Question- has anyone else notice this happening? Are they figuring out that most 4s can be done sooner or has my luck of the draw been that shitty? Has white vans on here notice they are getting closer to warehouse runs?


----------



## jester121 (Sep 6, 2016)

When you you start? DCH4 routes used to cover just Lake county, that little town right across the WI border, and some Dupage and far western Cook county areas (Schaumburg, Hoffman, etc). So there was plenty of driving even on 2.5 and 3 hour routes. Now it includes north Cook suburbs that used to be covered out of Morton Grove.

If you started late-ish in 2017, you were just experiencing the ramp-up before the holidays. Now as things return to "normal" blocks will be more spread out, and as workloads continue transitioning to white vans you can expect more of it.


----------



## Nekoosa (Nov 28, 2017)

jester121 said:


> When you you start? DCH4 routes used to cover just Lake county, that little town right across the WI border, and some Dupage and far western Cook county areas (Schaumburg, Hoffman, etc). So there was plenty of driving even on 2.5 and 3 hour routes. Now it includes north Cook suburbs that used to be covered out of Morton Grove.
> 
> If you started late-ish in 2017, you were just experiencing the ramp-up before the holidays. Now as things return to "normal" blocks will be more spread out, and as workloads continue transitioning to white vans you can expect more of it.


Thanks jester. I started in august of 2017 and usually I have been sent to libertyville, vernon Hills, buffalo grove and Arlington heights. This year I've been sent to Wadsworth, fox lake and yesterday johnsburg. So hopefully I've just had bad luck of the cart draw.


----------



## Side Hustle (Mar 2, 2017)

Nekoosa said:


> Thanks jester. I started in august of 2017 and usually I have been sent to libertyville, vernon Hills, buffalo grove and Arlington heights. This year I've been sent to Wadsworth, fox lake and yesterday johnsburg. So hopefully I've just had bad luck of the cart draw.

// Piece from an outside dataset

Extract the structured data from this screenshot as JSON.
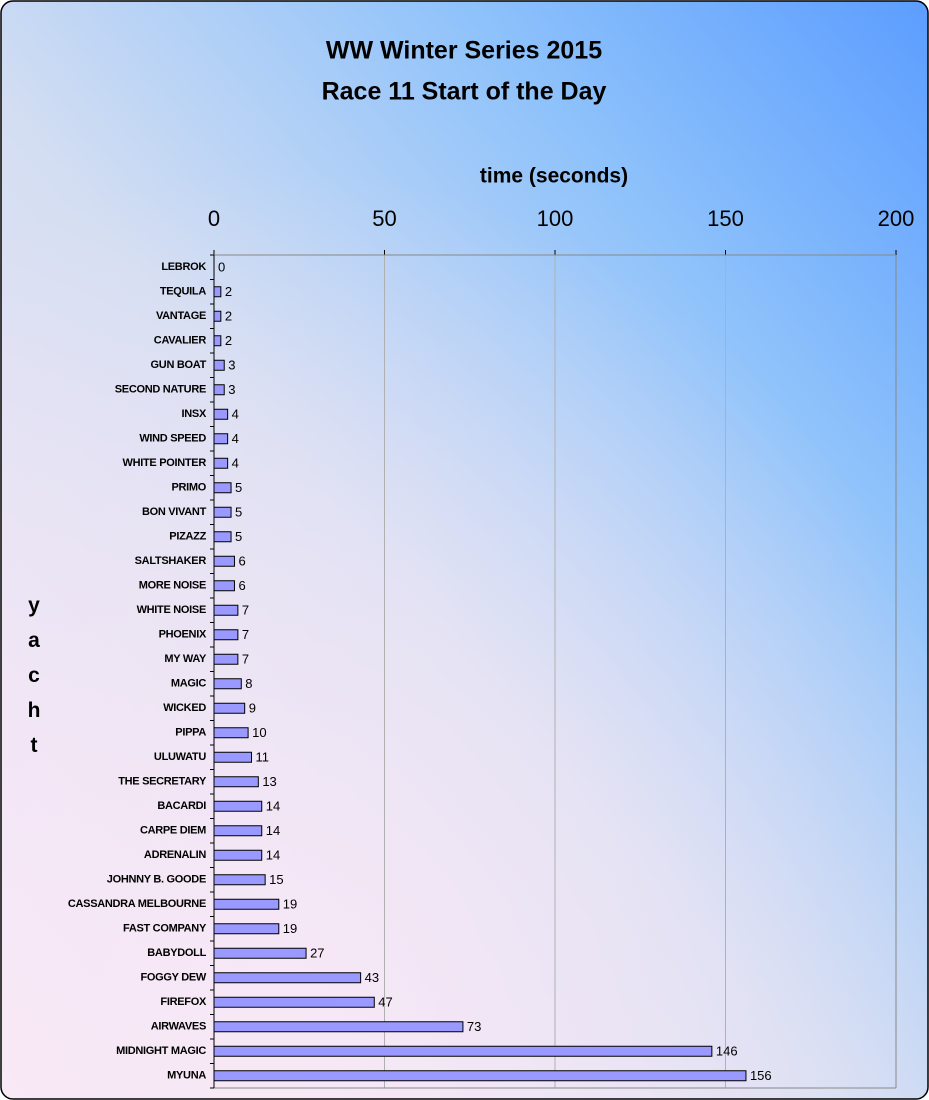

What I have seen in Fort Worth is that :
1. the white vans get ALL the early routes. Earliest Flex routes earliest starts are typically 11AM and that is for large vehicles. Regular 4 door sedans tend to start at about noon and later.
2. Most Flex routes I have been getting are way out there often in neighboring counties. The exception is for apartment complexes closer in that normally go to Flex. Another exception is Arlington runs. Although an Arlington run can be close (16 miles by Texas standards) sometimes and still be SFHs. White vans get almost all the close in routes in SFHs.

It is not unusual for me to put 200 miles on my vehicle each day if I get 2 runs.


----------



## jester121 (Sep 6, 2016)

Nekoosa said:


> Thanks jester. I started in august of 2017 and usually I have been sent to libertyville, vernon Hills, buffalo grove and Arlington heights. This year I've been sent to Wadsworth, fox lake and yesterday johnsburg. So hopefully I've just had bad luck of the cart draw.

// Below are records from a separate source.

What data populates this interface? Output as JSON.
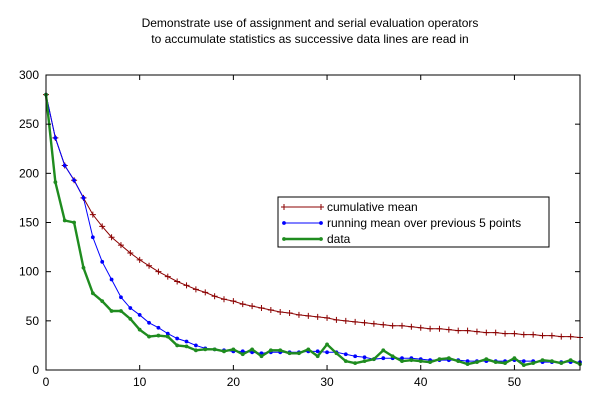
{
  "chart_data": {
    "type": "line",
    "title": "Demonstrate use of assignment and serial evaluation operators",
    "subtitle": "to accumulate statistics as successive data lines are read in",
    "xlabel": "",
    "ylabel": "",
    "xlim": [
      0,
      57
    ],
    "ylim": [
      0,
      300
    ],
    "x_ticks": [
      0,
      10,
      20,
      30,
      40,
      50
    ],
    "y_ticks": [
      0,
      50,
      100,
      150,
      200,
      250,
      300
    ],
    "grid": false,
    "legend_position": "center-right",
    "x": [
      0,
      1,
      2,
      3,
      4,
      5,
      6,
      7,
      8,
      9,
      10,
      11,
      12,
      13,
      14,
      15,
      16,
      17,
      18,
      19,
      20,
      21,
      22,
      23,
      24,
      25,
      26,
      27,
      28,
      29,
      30,
      31,
      32,
      33,
      34,
      35,
      36,
      37,
      38,
      39,
      40,
      41,
      42,
      43,
      44,
      45,
      46,
      47,
      48,
      49,
      50,
      51,
      52,
      53,
      54,
      55,
      56,
      57
    ],
    "series": [
      {
        "name": "cumulative mean",
        "color": "#8b0000",
        "marker": "plus",
        "values": [
          280,
          236,
          208,
          193,
          175,
          158,
          146,
          135,
          127,
          119,
          112,
          106,
          100,
          95,
          90,
          86,
          82,
          79,
          75,
          72,
          70,
          67,
          65,
          63,
          61,
          59,
          58,
          56,
          55,
          54,
          53,
          51,
          50,
          49,
          48,
          47,
          46,
          45,
          45,
          44,
          43,
          42,
          42,
          41,
          40,
          40,
          39,
          38,
          38,
          37,
          37,
          36,
          36,
          35,
          35,
          34,
          34,
          33
        ]
      },
      {
        "name": "running mean over previous 5 points",
        "color": "#0000ff",
        "marker": "dot",
        "values": [
          280,
          236,
          208,
          193,
          175,
          135,
          110,
          92,
          74,
          63,
          56,
          48,
          43,
          37,
          32,
          29,
          25,
          22,
          21,
          20,
          19,
          19,
          18,
          17,
          18,
          18,
          18,
          18,
          19,
          19,
          18,
          18,
          16,
          14,
          13,
          11,
          12,
          12,
          12,
          12,
          11,
          10,
          10,
          10,
          10,
          9,
          9,
          9,
          9,
          9,
          10,
          9,
          9,
          8,
          8,
          8,
          8,
          8
        ]
      },
      {
        "name": "data",
        "color": "#1f8c1f",
        "marker": "dot",
        "values": [
          280,
          191,
          152,
          150,
          104,
          78,
          70,
          60,
          60,
          52,
          41,
          34,
          35,
          34,
          25,
          24,
          20,
          21,
          21,
          19,
          21,
          16,
          21,
          14,
          20,
          20,
          17,
          17,
          21,
          14,
          26,
          17,
          9,
          7,
          9,
          11,
          20,
          14,
          9,
          10,
          9,
          8,
          11,
          12,
          9,
          6,
          8,
          11,
          8,
          7,
          12,
          5,
          7,
          10,
          9,
          7,
          10,
          6
        ]
      }
    ]
  }
}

Yep, nothing but luck. Wait until you've spent an exciting afternoon driving around one of the trailer parks or gigantic apartment complexes out by Waukegan, or sat in evening rush hour traffic heading out to Algonquin for 3 boxes.... luck of the draw my friend.


----------



## Nekoosa (Nov 28, 2017)

jester121 said:


> Yep, nothing but luck. Wait until you've spent an exciting afternoon driving around one of the trailer parks or gigantic apartment complexes out by Waukegan, or sat in evening rush hour traffic heading out to Algonquin for 3 boxes.... luck of the draw my friend.


It's just weird. 1 out of 34 last year and this year now 5/5 all long range ones. I just got back from another and back to Wadsworth area.


----------



## Chicago-uber (Jun 18, 2014)

When I used to do flex - 4 hour blocks, I used to go all over the place. Fox lakes and Winthrop harbor areas was very common.

My van route took me all the way to des plaines. All the way to dempster. That's BS!! Morton grove is 10 minutes away from there. Freaking apartment complexes.

Also. When I used to flex out of Morton Grove i used to get Schaumburg areas all the time. Now that is a long ass haul.


----------